Пядь земли - страница 15



Хорошо вот так ночью живым вернуться с плацдарма домой. Об этом не думаешь там. Это здесь со всей силой чувствуешь. Мне никогда до войны не приходилось возвращаться домой после долгой разлуки. И уезжать надолго не приходилось. Первый раз я уезжал из дома в пионерский лагерь, второй раз – уже на фронт. Но и тот, кто до войны возвращался домой после долгой разлуки, не испытывал того, что испытываем мы сейчас. Они возвращались соскучившиеся, мы возвращаемся живые…

Сидя на подоконниках, спинами подпирая стены, разведчики смотрят, как мы двое едим, и глаза у них добрые. А в углу стоит широкая деревенская кровать с деревянными шарами. Белая наволочка, набитая сеном, белая простыня. В ногах поперек положена шинель. Конечно, это Панченко все приготовил, угрюмый мой ординарец. Он на год моложе меня. У него маленькие, вечно озабоченные глаза и крупный нос. «Нос у меня от деда», – говорит он. Брови тоже от деда. Панченко единственный в батарее кубанский казак, откуда-то из Усть-Лабинской. Я смотрю на его озабоченную, угрюмую милую морду, и в душе у меня к нему нежность. Но ему об этом знать не положено.
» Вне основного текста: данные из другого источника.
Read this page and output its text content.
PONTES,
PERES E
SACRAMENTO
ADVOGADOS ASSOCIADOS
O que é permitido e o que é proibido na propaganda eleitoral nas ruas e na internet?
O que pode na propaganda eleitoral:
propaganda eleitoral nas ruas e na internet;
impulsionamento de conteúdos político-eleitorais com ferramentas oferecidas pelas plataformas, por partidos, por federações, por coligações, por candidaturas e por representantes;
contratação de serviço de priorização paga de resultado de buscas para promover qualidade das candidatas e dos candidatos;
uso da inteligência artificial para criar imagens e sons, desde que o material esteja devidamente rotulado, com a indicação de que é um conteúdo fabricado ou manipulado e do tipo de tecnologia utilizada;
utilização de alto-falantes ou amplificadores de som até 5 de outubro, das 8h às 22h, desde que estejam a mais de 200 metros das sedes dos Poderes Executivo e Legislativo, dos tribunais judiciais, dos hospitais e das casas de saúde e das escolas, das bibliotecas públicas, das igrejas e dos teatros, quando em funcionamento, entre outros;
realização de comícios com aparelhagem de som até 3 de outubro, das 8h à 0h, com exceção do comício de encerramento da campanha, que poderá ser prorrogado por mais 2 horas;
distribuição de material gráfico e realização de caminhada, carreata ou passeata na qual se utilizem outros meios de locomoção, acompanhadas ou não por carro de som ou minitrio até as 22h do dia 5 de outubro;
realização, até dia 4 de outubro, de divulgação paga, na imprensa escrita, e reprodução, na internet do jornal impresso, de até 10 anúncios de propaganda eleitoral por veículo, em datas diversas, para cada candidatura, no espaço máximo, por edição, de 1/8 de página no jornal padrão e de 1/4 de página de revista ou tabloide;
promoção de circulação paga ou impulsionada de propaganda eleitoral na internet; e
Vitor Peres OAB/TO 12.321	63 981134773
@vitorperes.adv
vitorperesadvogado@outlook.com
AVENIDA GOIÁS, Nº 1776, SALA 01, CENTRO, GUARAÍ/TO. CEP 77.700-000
Многого не понимали до войны люди. Разве в мирное время понимает человек, что такое чистые простыни? За всю войну только в госпитале я спал на простынях, но тогда они не радовали. Так бывало в детстве: стоит тяжело заболеть, и тебе готовят самое лучшее, самое вкусное, а ты не можешь есть. И, выздоровев, всегда жалеешь об этом.

– Ну, по последней!

Потом я ложусь на свою царскую кровать, пахнущую сеном и свежим бельем, и проваливаюсь, как в пух. Такую широкую деревенскую кровать невозможно ни вынести через дверь, ни внести. Ее вносят, наверное, один раз, до того, как построен дом. Ставят, а потом уж воздвигают саманные стены. Сегодня я сплю на ней один. Но отчего-то никак не могу заснуть. Жарко мне или не хватает чего-то? Я ворочаюсь, натягиваю на ухо шинель, с закрытыми глазами считаю до ста. И едва задремываю, как, вздрогнув, просыпаюсь опять. Я просыпаюсь от тишины. Даже во сне я привык прислушиваться к разрывам снарядов, привык, чтобы кто-то в тесноте дышал мне в затылок, и сейчас на широкой кровати, на чистых простынях не могу заснуть. И мысли лезут в голову о ребятах, оставшихся на плацдарме. Зажмурюсь – и опять все это перед глазами: землянка связистов, в которую попала бомба, дорога в лесу – до последнего кустика – и черные высоты, занятые немцами, при свете плывущей над ними ракеты… Нет, кажется, не усну. Я надеваю сапоги, накидываю на голые плечи шинель и осторожно, чтоб не разбудить ребят, выхожу во двор. Весь он, покатый к Днестру, освещен, как днем, стена дома ярко-белая, а черные стекла в окне блестят. И воздух свежий после дождя, пьяный. И тихо. Как тихо! Словно и нет войны на земле. Я сижу на камне, запахнув колени шинелью. Что-то дышит рядом. Лохматый пес близко от меня сидит на задних лапах, косится настороженно.

– Давай подружимся, пес!

Он тихонько рычит в ответ, и черная губа приподнимается над синеватыми клыками. Потом подползает все же, мокрый нос тычется мне в колено. Я запускаю пальцы в его теплую свалявшуюся шерсть.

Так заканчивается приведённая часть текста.